Hampir 1,9 juta orang di wilayah kantong tersebut terpaksa mengungsi akibat kekerasan dan lebih dari setengahnya mencari perlindungan di kota Rafah di selatan. Tempat penampungan yang dimiliki oleh Badan Pengungsi Palestina PBB (UNRWA) di bagian selatan Jalur Gaza memiliki kapasitas sembilan kali lipat dan banyak orang yang tinggal di luar ruangan, terkena cuaca buruk, atau di tempat penampungan sementara.
Darurat air dan sanitasi
OCHA mengatakan bahwa di tempat penampungan yang penuh sesak, limbah tidak dapat dikelola. Ditambah dengan banjir dan penumpukan sampah, kondisi ini telah menarik serangga, nyamuk, dan tikus, sehingga semakin menambah risiko penyebaran penyakit.

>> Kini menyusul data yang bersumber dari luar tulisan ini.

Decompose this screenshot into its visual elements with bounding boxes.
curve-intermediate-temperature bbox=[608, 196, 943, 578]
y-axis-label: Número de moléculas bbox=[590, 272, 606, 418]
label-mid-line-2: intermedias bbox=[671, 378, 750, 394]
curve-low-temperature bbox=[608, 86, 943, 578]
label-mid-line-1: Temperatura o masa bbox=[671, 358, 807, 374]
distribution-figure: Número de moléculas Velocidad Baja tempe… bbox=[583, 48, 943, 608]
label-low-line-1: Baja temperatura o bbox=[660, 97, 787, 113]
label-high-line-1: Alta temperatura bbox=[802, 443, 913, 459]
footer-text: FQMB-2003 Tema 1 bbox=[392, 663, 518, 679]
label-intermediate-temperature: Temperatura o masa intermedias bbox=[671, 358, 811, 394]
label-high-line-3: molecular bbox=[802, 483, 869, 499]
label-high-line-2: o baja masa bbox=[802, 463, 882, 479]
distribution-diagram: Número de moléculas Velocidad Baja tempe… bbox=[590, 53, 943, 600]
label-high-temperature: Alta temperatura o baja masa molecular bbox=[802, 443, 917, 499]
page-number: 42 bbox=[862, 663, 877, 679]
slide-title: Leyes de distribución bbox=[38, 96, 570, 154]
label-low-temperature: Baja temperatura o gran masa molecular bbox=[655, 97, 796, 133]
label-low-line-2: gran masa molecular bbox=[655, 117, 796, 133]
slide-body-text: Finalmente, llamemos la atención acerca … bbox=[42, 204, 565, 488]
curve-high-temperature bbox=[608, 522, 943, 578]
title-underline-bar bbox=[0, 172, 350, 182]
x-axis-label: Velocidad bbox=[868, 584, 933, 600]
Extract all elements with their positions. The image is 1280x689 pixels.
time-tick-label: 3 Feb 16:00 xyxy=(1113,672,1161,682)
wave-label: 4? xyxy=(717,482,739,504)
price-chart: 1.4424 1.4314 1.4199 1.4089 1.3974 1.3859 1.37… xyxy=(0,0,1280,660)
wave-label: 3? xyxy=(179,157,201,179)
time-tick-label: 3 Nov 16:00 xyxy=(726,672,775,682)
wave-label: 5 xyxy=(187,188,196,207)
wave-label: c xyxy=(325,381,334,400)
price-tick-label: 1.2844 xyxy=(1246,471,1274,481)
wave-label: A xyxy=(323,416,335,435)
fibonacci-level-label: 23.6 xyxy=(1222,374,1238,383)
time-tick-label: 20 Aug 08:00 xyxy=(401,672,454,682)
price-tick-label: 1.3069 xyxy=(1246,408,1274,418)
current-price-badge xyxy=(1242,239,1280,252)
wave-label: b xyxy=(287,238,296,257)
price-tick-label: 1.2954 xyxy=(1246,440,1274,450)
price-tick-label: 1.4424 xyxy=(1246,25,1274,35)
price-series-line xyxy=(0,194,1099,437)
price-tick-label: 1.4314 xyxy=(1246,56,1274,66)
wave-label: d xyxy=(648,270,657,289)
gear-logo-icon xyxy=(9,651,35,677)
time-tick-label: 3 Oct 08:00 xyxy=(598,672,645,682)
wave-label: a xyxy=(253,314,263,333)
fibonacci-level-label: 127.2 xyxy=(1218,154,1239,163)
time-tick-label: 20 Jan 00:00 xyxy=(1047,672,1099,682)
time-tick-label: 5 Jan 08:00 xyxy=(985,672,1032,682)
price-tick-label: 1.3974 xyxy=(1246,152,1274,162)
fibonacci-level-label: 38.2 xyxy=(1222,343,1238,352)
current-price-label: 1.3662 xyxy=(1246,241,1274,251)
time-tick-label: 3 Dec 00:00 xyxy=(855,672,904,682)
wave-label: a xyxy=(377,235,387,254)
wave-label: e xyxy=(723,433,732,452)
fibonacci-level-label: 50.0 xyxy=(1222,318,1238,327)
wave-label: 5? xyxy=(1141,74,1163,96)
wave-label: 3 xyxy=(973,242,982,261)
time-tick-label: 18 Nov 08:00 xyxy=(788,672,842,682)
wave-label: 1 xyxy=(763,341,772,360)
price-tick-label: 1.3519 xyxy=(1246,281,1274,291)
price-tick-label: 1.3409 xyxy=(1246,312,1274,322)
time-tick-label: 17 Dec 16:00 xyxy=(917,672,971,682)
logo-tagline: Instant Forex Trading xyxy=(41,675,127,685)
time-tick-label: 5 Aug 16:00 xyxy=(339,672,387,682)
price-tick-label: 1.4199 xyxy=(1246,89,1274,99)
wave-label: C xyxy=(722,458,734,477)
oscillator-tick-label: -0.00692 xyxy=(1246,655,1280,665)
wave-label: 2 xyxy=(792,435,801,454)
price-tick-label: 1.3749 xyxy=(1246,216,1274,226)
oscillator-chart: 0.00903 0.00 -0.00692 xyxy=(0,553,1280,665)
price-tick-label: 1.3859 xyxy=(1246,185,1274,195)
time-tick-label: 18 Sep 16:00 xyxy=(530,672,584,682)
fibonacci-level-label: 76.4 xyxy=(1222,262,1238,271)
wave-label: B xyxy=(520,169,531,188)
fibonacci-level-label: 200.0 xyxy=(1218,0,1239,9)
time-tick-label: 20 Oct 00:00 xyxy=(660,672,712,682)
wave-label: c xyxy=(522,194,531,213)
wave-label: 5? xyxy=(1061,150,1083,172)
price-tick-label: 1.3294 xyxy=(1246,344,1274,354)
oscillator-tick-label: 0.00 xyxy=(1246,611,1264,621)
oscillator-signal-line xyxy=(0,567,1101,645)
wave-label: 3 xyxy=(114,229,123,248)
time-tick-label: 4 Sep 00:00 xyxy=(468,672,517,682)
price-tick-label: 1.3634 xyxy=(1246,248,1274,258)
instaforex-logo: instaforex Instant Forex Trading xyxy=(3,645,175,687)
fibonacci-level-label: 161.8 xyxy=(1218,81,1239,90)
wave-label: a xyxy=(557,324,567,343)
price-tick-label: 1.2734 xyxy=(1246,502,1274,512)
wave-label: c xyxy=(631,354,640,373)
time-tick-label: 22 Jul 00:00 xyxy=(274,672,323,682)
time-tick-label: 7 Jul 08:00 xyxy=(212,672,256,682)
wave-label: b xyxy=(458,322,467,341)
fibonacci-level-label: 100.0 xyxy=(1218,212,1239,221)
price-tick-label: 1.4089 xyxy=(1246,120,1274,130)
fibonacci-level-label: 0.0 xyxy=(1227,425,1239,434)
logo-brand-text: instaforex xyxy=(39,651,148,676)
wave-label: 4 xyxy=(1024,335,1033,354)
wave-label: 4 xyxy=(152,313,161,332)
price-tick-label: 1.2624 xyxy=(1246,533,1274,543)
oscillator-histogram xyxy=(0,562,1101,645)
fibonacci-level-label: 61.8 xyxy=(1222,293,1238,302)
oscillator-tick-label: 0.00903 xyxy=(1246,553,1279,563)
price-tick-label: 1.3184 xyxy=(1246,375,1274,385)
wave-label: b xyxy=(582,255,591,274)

Awal pekan ini otoritas kesehatan Gaza mengatakan bahwa mereka telah mendokumentasikan 360.000 kasus penyakit menular di tempat penampungan dan jumlah sebenarnya mungkin lebih tinggi.
Sementara itu pada hari Rabu, mitra kemanusiaan yang memberikan bantuan air, sanitasi dan kebersihan kepada penduduk Gaza melaporkan adanya kebutuhan mendesak akan bahan-bahan konstruksi untuk memperbaiki jaringan pipa air yang rusak.
“Ketidakmampuan untuk melakukan perbaikan dapat mengakibatkan terputusnya aliran air dari wilayah tertentu di selatan Gaza”, kata OCHA.
Penggerebekan rumah sakit terus berlanjut
Rumah Sakit Kamal Adwan, di Beit Lahiya, utara Kota Gaza, digerebek oleh pasukan Israel pada hari Rabu untuk hari kedua berturut-turut, kata OCHA, “dengan laporan penangkapan massal dan penganiayaan terhadap orang-orang yang mereka tahan”.
Menurut OCHA, lima dokter dan seluruh staf wanita yang ditahan pada hari sebelumnya telah dibebaskan dari tahanan namun direktur rumah sakit dan sekitar 70 staf medis lainnya “masih ditahan di lokasi yang tidak diketahui di luar rumah sakit”. Badan kesehatan PBB, WHO, menyatakan keprihatinannya atas penggerebekan itu dan mendesak perlindungan pasien dan staf di dalam rumah sakit.
Para ahli independen yang ditunjuk oleh PBB memegang mandat mereka dari Dewan Hak Asasi Manusia dan bukan merupakan anggota staf PBB, dan mereka juga tidak menerima gaji atas pekerjaan mereka.